The intoxicating atmosphere cast by an excellent curation of mid-aughts alternative tracks, block-stripe polos, and Sandgren’s dewy nighttime compositions, which look straight out of some Euro-gothic classic from the ‘70s, simply doesn’t compensate for a fumbled third act that resorts to provocation the fewer things it has to say. Not since 2019’s “Joker” have a movie’s “twists” been this telegraphed and, nevertheless, overly explained. While “Promising Young Woman’s” disorienting denouement delivered the thrill of seeing something as iconoclastic as “Pulp Fiction” for the first time, “Saltburn” is painfully predictable. But then that final shot, destined for meme-hood and inclusion on any highlight reel of Keoghan’s career, blazes onto the screen and convinces you, if only for a moment, that you’ve just seen a great movie. You’ll never listen to Sophie Ellis-Bextor’s “Murder on the Dancefloor” the same way again.

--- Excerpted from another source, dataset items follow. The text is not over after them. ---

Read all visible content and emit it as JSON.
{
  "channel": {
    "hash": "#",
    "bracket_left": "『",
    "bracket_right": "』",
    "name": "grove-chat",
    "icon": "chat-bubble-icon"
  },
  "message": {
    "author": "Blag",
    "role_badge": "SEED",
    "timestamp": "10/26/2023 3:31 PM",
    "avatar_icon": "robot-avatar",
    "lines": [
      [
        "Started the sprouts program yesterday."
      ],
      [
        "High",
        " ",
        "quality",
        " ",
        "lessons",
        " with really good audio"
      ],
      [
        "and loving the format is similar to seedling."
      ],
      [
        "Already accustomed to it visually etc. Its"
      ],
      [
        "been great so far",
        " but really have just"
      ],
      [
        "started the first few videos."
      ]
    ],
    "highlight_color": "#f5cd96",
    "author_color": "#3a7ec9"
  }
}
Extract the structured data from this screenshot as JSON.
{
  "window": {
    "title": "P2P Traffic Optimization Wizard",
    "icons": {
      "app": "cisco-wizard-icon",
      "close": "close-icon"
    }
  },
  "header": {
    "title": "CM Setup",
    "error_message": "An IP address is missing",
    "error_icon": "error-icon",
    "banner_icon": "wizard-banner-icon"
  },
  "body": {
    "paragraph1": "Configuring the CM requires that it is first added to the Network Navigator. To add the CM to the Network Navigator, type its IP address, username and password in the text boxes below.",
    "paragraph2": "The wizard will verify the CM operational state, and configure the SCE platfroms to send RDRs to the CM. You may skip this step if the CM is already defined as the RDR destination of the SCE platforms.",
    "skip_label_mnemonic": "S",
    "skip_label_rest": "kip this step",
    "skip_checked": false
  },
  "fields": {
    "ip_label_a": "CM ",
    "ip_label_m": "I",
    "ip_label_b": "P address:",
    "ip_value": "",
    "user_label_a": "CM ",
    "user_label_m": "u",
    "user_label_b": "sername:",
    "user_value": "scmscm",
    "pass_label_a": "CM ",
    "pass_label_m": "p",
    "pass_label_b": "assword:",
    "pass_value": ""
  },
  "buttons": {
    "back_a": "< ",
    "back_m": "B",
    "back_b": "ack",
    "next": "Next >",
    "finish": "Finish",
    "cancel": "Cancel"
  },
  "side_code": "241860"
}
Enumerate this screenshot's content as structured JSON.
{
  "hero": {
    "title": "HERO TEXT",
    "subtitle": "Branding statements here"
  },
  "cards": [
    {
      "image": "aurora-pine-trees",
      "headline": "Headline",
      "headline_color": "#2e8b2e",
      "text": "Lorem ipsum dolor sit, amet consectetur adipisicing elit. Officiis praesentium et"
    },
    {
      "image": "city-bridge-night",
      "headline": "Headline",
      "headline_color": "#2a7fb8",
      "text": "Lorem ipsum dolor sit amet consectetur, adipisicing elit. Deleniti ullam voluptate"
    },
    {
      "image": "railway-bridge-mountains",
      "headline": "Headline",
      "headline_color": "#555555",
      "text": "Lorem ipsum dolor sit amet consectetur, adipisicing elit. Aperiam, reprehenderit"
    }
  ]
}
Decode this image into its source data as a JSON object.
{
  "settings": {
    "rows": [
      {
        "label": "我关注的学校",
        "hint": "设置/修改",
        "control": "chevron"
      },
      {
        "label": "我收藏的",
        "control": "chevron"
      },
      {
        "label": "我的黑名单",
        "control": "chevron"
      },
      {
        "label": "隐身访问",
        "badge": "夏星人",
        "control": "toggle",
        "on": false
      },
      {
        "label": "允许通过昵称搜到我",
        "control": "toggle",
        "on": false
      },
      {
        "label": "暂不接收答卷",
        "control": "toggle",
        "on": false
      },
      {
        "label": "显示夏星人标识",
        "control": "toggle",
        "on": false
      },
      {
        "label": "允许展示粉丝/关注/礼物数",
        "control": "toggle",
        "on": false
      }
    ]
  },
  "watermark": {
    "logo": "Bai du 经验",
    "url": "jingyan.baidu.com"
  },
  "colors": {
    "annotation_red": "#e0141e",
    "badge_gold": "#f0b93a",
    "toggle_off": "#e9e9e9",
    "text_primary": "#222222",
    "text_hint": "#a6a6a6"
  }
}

Many reviews of “Saltburn” call it a stylistic upgrade to Fennell’s debut, but there’ll be none of that here. “Promising Young Woman” is a terrifically blocked, vibrantly color-graded and edited piece of filmmaking. Compare any of “Saltburn’s” conversational shot-reverse shots to those in Dean Walker’s office and decide for yourself which movie provides more to savor on a frame-by-frame basis. Predisposed to close-ups and shot in boxy academy ratio but without an evocative palette (for better examples of CUs in 4:3, watch Lukas Dhont’s “Close” and Andrea Pallaoro’s “Monica”), “Saltburn” falls short of the visual feast promised on paper by Fennell’s collaboration with Sandgren, among the three greatest cinematographers working today – which isn’t to say the movie is without flair. But Fennell’s freshman feature, both stylistically and structurally, looks more like what you’d expect from a bold follow-up to an auspicious debut.
Flaws and all, “Saltburn” reaffirms what the also-imperfect “Promising Young Woman” had made clear: Emerald Fennell is an auteur who, alongside Damien Chazelle, Jordan Peele, the Safdies, Greta Gerwig, and Ari Aster, will be remembered as one of the most influential filmmakers to emerge from this era.